French football club Nantes have accused Cardiff City of attempting to exploit the death of Emiliano Sala after the Championship side called on authorities to launch a criminal investigation into his tragic plane crash that occurred last year.
Sala died after the light aircraft carrying him and pilot David Ibbotson crashed into the English Channel on 21 January 2019. Sala’s body was discovered in the wreckage on 3 February after extensive searches, but Ibbotson remains missing.
Following the one-year anniversary of the tragedy, an article that featured in French newspaper L’Equipe claimed that both Nantes owner Waldemar Kita and Sala’s agent Willie McKay were central to any possible investigation, which prompted a response from Cardiff City in support of criminal action.
The Welsh club said that a full investigation was needed to determine not only why the aircraft crashed into the water near the island of Guernsey, but also why the footballer was travelling alone in a small Piper Malibu aeroplane that has since proven to have been an illegal flight due to the pilot’s licensing, as well as the role of intermediaries within the sport on a wider scale.

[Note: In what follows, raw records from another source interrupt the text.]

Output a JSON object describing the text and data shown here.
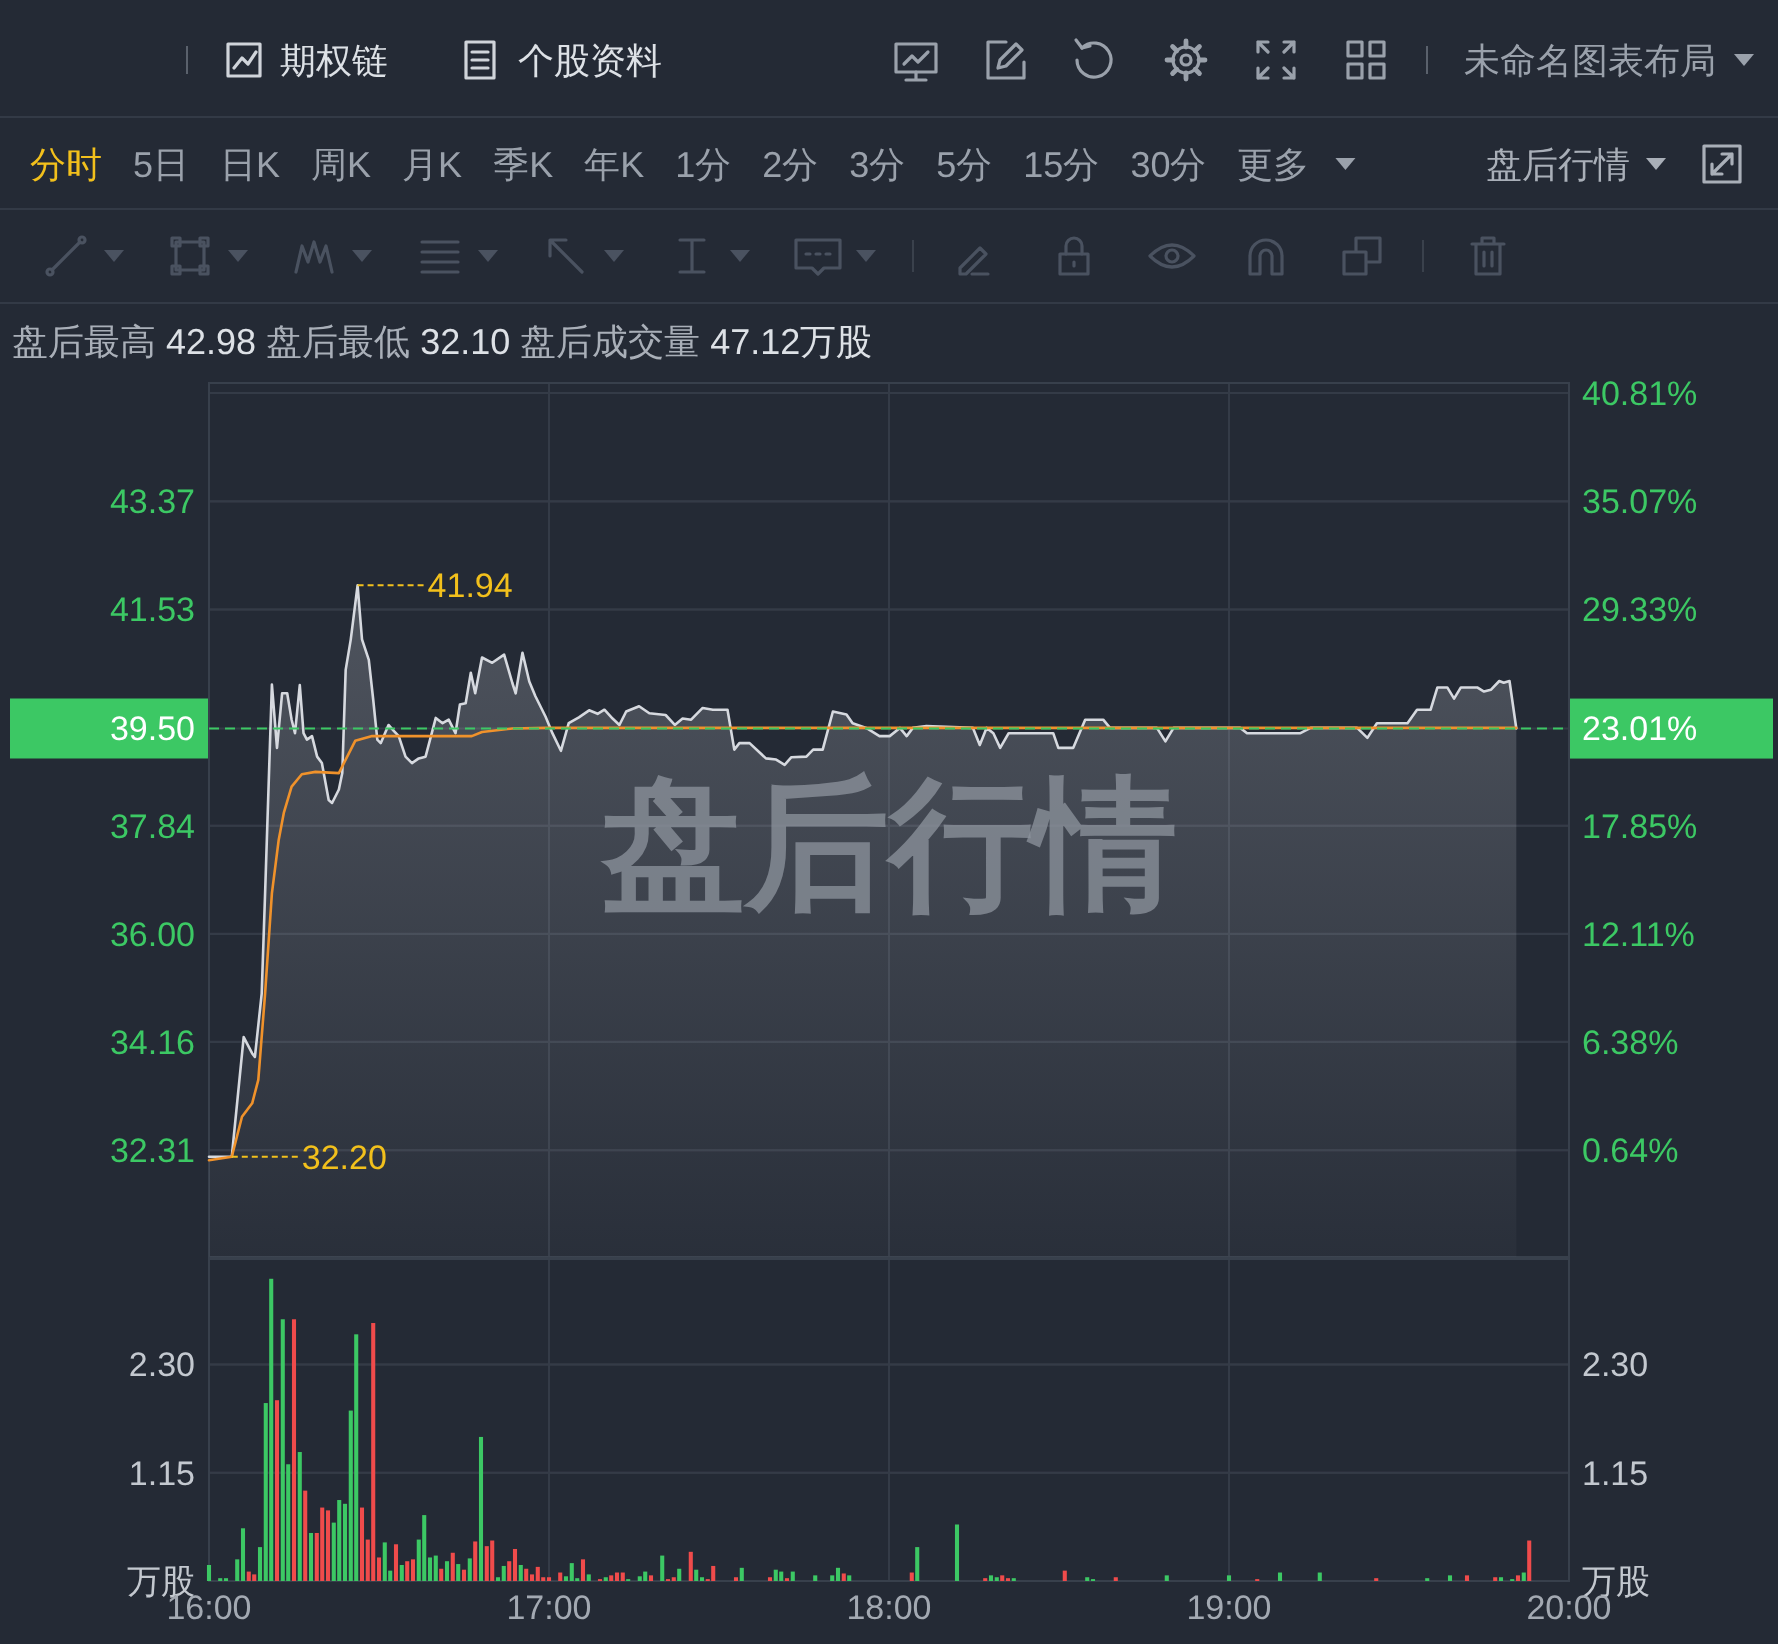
{
  "chart_data": [
    {
      "type": "other",
      "annotations": [
        "期权链",
        "个股资料",
        "未命名图表布局",
        "分时",
        "5日",
        "日K",
        "周K",
        "月K",
        "季K",
        "年K",
        "1分",
        "2分",
        "3分",
        "5分",
        "15分",
        "30分",
        "更多",
        "盘后行情"
      ]
    },
    {
      "type": "line",
      "title": "盘后行情",
      "subtitle": "盘后最高 42.98 盘后最低 32.10 盘后成交量 47.12万股",
      "xlim": [
        16,
        20
      ],
      "xticks": [
        {
          "value": 16,
          "label": null
        },
        {
          "value": 17,
          "label": null
        },
        {
          "value": 18,
          "label": null
        },
        {
          "value": 19,
          "label": null
        },
        {
          "value": 20,
          "label": null
        }
      ],
      "ylim": [
        30.49,
        45.39
      ],
      "yticks": [
        32.31,
        34.16,
        {
          "value": 36,
          "label": "36.00"
        },
        37.84,
        41.53,
        43.37
      ],
      "y2lim": [
        -5.02,
        41.34
      ],
      "y2ticks": [
        {
          "value": 0.64,
          "label": "0.64%"
        },
        {
          "value": 6.38,
          "label": "6.38%"
        },
        {
          "value": 12.11,
          "label": "12.11%"
        },
        {
          "value": 17.85,
          "label": "17.85%"
        },
        {
          "value": 23.01,
          "label": "23.01%"
        },
        {
          "value": 29.33,
          "label": "29.33%"
        },
        {
          "value": 35.07,
          "label": "35.07%"
        },
        {
          "value": 40.81,
          "label": "40.81%"
        }
      ],
      "tick_labels": "y",
      "grid": true,
      "series": [
        {
          "type": "area",
          "color": "#d6d9df",
          "x": [
            16.0,
            16.067,
            16.102,
            16.127,
            16.135,
            16.155,
            16.165,
            16.185,
            16.2,
            16.215,
            16.23,
            16.243,
            16.253,
            16.267,
            16.278,
            16.288,
            16.303,
            16.318,
            16.332,
            16.352,
            16.362,
            16.382,
            16.392,
            16.402,
            16.417,
            16.437,
            16.45,
            16.47,
            16.483,
            16.495,
            16.505,
            16.528,
            16.542,
            16.558,
            16.578,
            16.597,
            16.617,
            16.637,
            16.667,
            16.687,
            16.705,
            16.725,
            16.738,
            16.755,
            16.77,
            16.783,
            16.803,
            16.833,
            16.868,
            16.892,
            16.902,
            16.922,
            16.942,
            16.96,
            16.99,
            17.01,
            17.035,
            17.058,
            17.088,
            17.118,
            17.143,
            17.163,
            17.187,
            17.207,
            17.227,
            17.265,
            17.295,
            17.343,
            17.37,
            17.393,
            17.418,
            17.452,
            17.482,
            17.525,
            17.545,
            17.56,
            17.59,
            17.638,
            17.668,
            17.693,
            17.713,
            17.757,
            17.777,
            17.805,
            17.835,
            17.875,
            17.893,
            17.933,
            17.972,
            18.002,
            18.032,
            18.052,
            18.07,
            18.11,
            18.247,
            18.267,
            18.287,
            18.307,
            18.327,
            18.352,
            18.483,
            18.498,
            18.542,
            18.577,
            18.63,
            18.65,
            18.788,
            18.813,
            18.837,
            19.033,
            19.053,
            19.21,
            19.24,
            19.377,
            19.407,
            19.435,
            19.525,
            19.553,
            19.593,
            19.613,
            19.642,
            19.662,
            19.682,
            19.73,
            19.75,
            19.77,
            19.795,
            19.808,
            19.825,
            19.845
          ],
          "values": [
            32.2,
            32.2,
            34.24,
            33.96,
            33.9,
            34.98,
            36.69,
            40.25,
            39.17,
            40.1,
            40.1,
            39.65,
            39.42,
            40.24,
            39.42,
            39.31,
            39.37,
            39.02,
            38.91,
            38.28,
            38.23,
            38.46,
            38.74,
            40.5,
            41.02,
            41.94,
            41.02,
            40.67,
            39.99,
            39.31,
            39.25,
            39.56,
            39.47,
            39.37,
            39.02,
            38.91,
            38.99,
            39.02,
            39.68,
            39.59,
            39.65,
            39.42,
            39.91,
            39.93,
            40.45,
            40.1,
            40.71,
            40.62,
            40.76,
            40.28,
            40.1,
            40.79,
            40.3,
            40.05,
            39.7,
            39.42,
            39.12,
            39.59,
            39.69,
            39.81,
            39.75,
            39.82,
            39.67,
            39.56,
            39.79,
            39.88,
            39.76,
            39.73,
            39.56,
            39.67,
            39.65,
            39.85,
            39.82,
            39.82,
            39.14,
            39.25,
            39.25,
            38.99,
            38.97,
            38.88,
            39.01,
            39.02,
            39.14,
            39.14,
            39.79,
            39.74,
            39.59,
            39.51,
            39.37,
            39.37,
            39.51,
            39.37,
            39.51,
            39.54,
            39.51,
            39.22,
            39.51,
            39.42,
            39.17,
            39.42,
            39.42,
            39.17,
            39.17,
            39.65,
            39.65,
            39.51,
            39.51,
            39.28,
            39.51,
            39.51,
            39.42,
            39.42,
            39.51,
            39.51,
            39.34,
            39.59,
            39.59,
            39.82,
            39.82,
            40.2,
            40.2,
            40.01,
            40.2,
            40.2,
            40.13,
            40.16,
            40.31,
            40.28,
            40.31,
            39.5
          ]
        },
        {
          "type": "line",
          "color": "#f0922b",
          "x": [
            16.0,
            16.067,
            16.097,
            16.127,
            16.145,
            16.165,
            16.185,
            16.205,
            16.22,
            16.243,
            16.273,
            16.313,
            16.382,
            16.402,
            16.43,
            16.48,
            16.558,
            16.657,
            16.773,
            16.803,
            16.892,
            16.99,
            19.845
          ],
          "values": [
            32.14,
            32.2,
            32.88,
            33.11,
            33.51,
            34.98,
            36.69,
            37.6,
            38.06,
            38.51,
            38.72,
            38.76,
            38.74,
            38.97,
            39.29,
            39.37,
            39.37,
            39.37,
            39.37,
            39.44,
            39.5,
            39.51,
            39.51
          ]
        }
      ],
      "ref_lines": [
        {
          "axis": "y",
          "value": 39.5,
          "label": "39.50",
          "color": "#3cc864",
          "line_style": "dashed"
        }
      ],
      "annotations": [
        {
          "text": "41.94",
          "x": 16.437,
          "y": 41.94
        },
        {
          "text": "32.20",
          "x": 16.067,
          "y": 32.2
        }
      ]
    },
    {
      "type": "bar",
      "xlim": [
        16,
        20
      ],
      "xticks": [
        {
          "value": 16,
          "label": "16:00"
        },
        {
          "value": 17,
          "label": "17:00"
        },
        {
          "value": 18,
          "label": "18:00"
        },
        {
          "value": 19,
          "label": "19:00"
        },
        {
          "value": 20,
          "label": "20:00"
        }
      ],
      "ylim": [
        0,
        3.42
      ],
      "yticks": [
        {
          "value": 0,
          "label": "万股"
        },
        1.15,
        {
          "value": 2.3,
          "label": "2.30"
        }
      ],
      "y2lim": [
        0,
        3.42
      ],
      "y2ticks": [
        {
          "value": 0,
          "label": "万股"
        },
        1.15,
        {
          "value": 2.3,
          "label": "2.30"
        }
      ],
      "grid": true,
      "x": [
        16.0,
        16.033,
        16.05,
        16.083,
        16.1,
        16.117,
        16.133,
        16.15,
        16.167,
        16.183,
        16.2,
        16.217,
        16.233,
        16.25,
        16.267,
        16.283,
        16.3,
        16.317,
        16.333,
        16.35,
        16.367,
        16.383,
        16.4,
        16.417,
        16.433,
        16.45,
        16.467,
        16.483,
        16.5,
        16.517,
        16.533,
        16.55,
        16.567,
        16.583,
        16.6,
        16.617,
        16.633,
        16.65,
        16.667,
        16.683,
        16.7,
        16.717,
        16.733,
        16.75,
        16.767,
        16.783,
        16.8,
        16.817,
        16.833,
        16.85,
        16.867,
        16.883,
        16.9,
        16.917,
        16.933,
        16.95,
        16.967,
        16.983,
        17.0,
        17.033,
        17.05,
        17.067,
        17.083,
        17.1,
        17.117,
        17.15,
        17.167,
        17.183,
        17.2,
        17.217,
        17.233,
        17.267,
        17.283,
        17.3,
        17.333,
        17.35,
        17.367,
        17.383,
        17.417,
        17.433,
        17.45,
        17.467,
        17.483,
        17.55,
        17.567,
        17.65,
        17.667,
        17.683,
        17.7,
        17.717,
        17.783,
        17.833,
        17.85,
        17.867,
        17.883,
        18.067,
        18.083,
        18.2,
        18.283,
        18.3,
        18.317,
        18.333,
        18.35,
        18.367,
        18.517,
        18.583,
        18.6,
        18.667,
        18.817,
        19.0,
        19.083,
        19.15,
        19.267,
        19.433,
        19.583,
        19.65,
        19.7,
        19.783,
        19.8,
        19.833,
        19.85,
        19.867,
        19.883
      ],
      "values": [
        0.17,
        0.03,
        0.03,
        0.23,
        0.56,
        0.1,
        0.07,
        0.36,
        1.89,
        3.21,
        1.92,
        2.78,
        1.24,
        2.78,
        1.37,
        0.96,
        0.51,
        0.51,
        0.78,
        0.75,
        0.62,
        0.86,
        0.82,
        1.81,
        2.62,
        0.78,
        0.44,
        2.74,
        0.25,
        0.41,
        0.11,
        0.39,
        0.17,
        0.21,
        0.23,
        0.44,
        0.7,
        0.25,
        0.27,
        0.13,
        0.21,
        0.3,
        0.18,
        0.12,
        0.24,
        0.42,
        1.53,
        0.37,
        0.43,
        0.04,
        0.16,
        0.21,
        0.34,
        0.17,
        0.13,
        0.07,
        0.15,
        0.04,
        0.04,
        0.09,
        0.05,
        0.19,
        0.03,
        0.23,
        0.07,
        0.02,
        0.04,
        0.06,
        0.09,
        0.09,
        0.02,
        0.05,
        0.1,
        0.06,
        0.27,
        0.02,
        0.04,
        0.13,
        0.31,
        0.12,
        0.04,
        0.02,
        0.16,
        0.04,
        0.14,
        0.04,
        0.12,
        0.1,
        0.03,
        0.1,
        0.06,
        0.06,
        0.14,
        0.08,
        0.06,
        0.09,
        0.36,
        0.6,
        0.03,
        0.06,
        0.04,
        0.06,
        0.03,
        0.03,
        0.11,
        0.04,
        0.02,
        0.04,
        0.06,
        0.06,
        0.02,
        0.09,
        0.09,
        0.03,
        0.03,
        0.06,
        0.06,
        0.04,
        0.04,
        0.02,
        0.06,
        0.09,
        0.43
      ],
      "colors": [
        "#3cc864",
        "#3cc864",
        "#3cc864",
        "#3cc864",
        "#3cc864",
        "#f04b4b",
        "#f04b4b",
        "#3cc864",
        "#3cc864",
        "#3cc864",
        "#f04b4b",
        "#3cc864",
        "#3cc864",
        "#f04b4b",
        "#3cc864",
        "#f04b4b",
        "#3cc864",
        "#f04b4b",
        "#f04b4b",
        "#f04b4b",
        "#3cc864",
        "#3cc864",
        "#3cc864",
        "#3cc864",
        "#3cc864",
        "#f04b4b",
        "#f04b4b",
        "#f04b4b",
        "#f04b4b",
        "#3cc864",
        "#3cc864",
        "#f04b4b",
        "#3cc864",
        "#f04b4b",
        "#f04b4b",
        "#3cc864",
        "#3cc864",
        "#3cc864",
        "#3cc864",
        "#f04b4b",
        "#3cc864",
        "#f04b4b",
        "#3cc864",
        "#f04b4b",
        "#3cc864",
        "#f04b4b",
        "#3cc864",
        "#f04b4b",
        "#f04b4b",
        "#3cc864",
        "#3cc864",
        "#f04b4b",
        "#f04b4b",
        "#3cc864",
        "#f04b4b",
        "#f04b4b",
        "#f04b4b",
        "#f04b4b",
        "#f04b4b",
        "#f04b4b",
        "#3cc864",
        "#3cc864",
        "#3cc864",
        "#f04b4b",
        "#3cc864",
        "#f04b4b",
        "#3cc864",
        "#f04b4b",
        "#f04b4b",
        "#f04b4b",
        "#3cc864",
        "#3cc864",
        "#3cc864",
        "#f04b4b",
        "#3cc864",
        "#f04b4b",
        "#f04b4b",
        "#3cc864",
        "#f04b4b",
        "#3cc864",
        "#3cc864",
        "#f04b4b",
        "#f04b4b",
        "#f04b4b",
        "#3cc864",
        "#f04b4b",
        "#3cc864",
        "#3cc864",
        "#f04b4b",
        "#3cc864",
        "#3cc864",
        "#3cc864",
        "#3cc864",
        "#f04b4b",
        "#3cc864",
        "#f04b4b",
        "#3cc864",
        "#3cc864",
        "#f04b4b",
        "#3cc864",
        "#3cc864",
        "#f04b4b",
        "#f04b4b",
        "#3cc864",
        "#f04b4b",
        "#3cc864",
        "#3cc864",
        "#f04b4b",
        "#3cc864",
        "#3cc864",
        "#f04b4b",
        "#3cc864",
        "#3cc864",
        "#f04b4b",
        "#3cc864",
        "#3cc864",
        "#f04b4b",
        "#f04b4b",
        "#3cc864",
        "#3cc864",
        "#f04b4b",
        "#3cc864",
        "#f04b4b"
      ]
    }
  ]
}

But Nantes have issued a stern rebuke of Cardiff’s calls and said that they are “absolutely stunned” by what they see as Cardiff’s latest in a line of attempts to try and look after their own back.
"FC Nantes are absolutely stunned by Cardiff's umpteenth attempt to exploit this tragedy,” an FC Nantes statement read.
"FC Nantes has always shown a very quiet attitude since the beginning of these events. FC Nantes has always acted in good faith, while Cardiff has made repeated attempts to destabilise public opinion with falsehoods.
"What clearly appears to be a media offensive is so inappropriate as we just paid our respect to Emiliano Sala a few days ago, and one day before the submission of Cardiff's memory deposit before the Court of Arbitration for Sport."
The two clubs have been involved in a bitter dispute over transfer fees following the £15m sale for Sala to join Cardiff, which was agreed two days before his tragic death. The British club have claimed that the 31-year-old was not officially their player when he died, and although they were ordered last September by the Fifa players’ status committee to pay Nantes the first instalment of £5.2m, the Bluebirds have appealed against the ruling to take the case before the Court of Arbitration for Sport this summer.
In calling for a criminal investigation last week, a Cardiff City spokesperson said: “CCFC has been clear throughout the past 12 months that a full investigation of the facts leading up to the tragedy is required.
"Not only to fully understand what led to the downing of the Piper PA-46 Malibu plane, but to answer the wider questions that have been highlighted in this case, specifically related to the use of illegal flights in the football industry and the role of intermediaries in player transfers.
"As a result of our investigation we believe there is sufficient evidence of wrongdoing that necessitates investigation by the French authorities of those responsible for the arrangement of the transfer on behalf of FC Nantes and for arranging the doomed flight.
"We have therefore passed over information to the Parquet de Nantes to assist their efforts. We remain committed to establishing the full facts and adhering to any final decision on our financial liability in the transfer."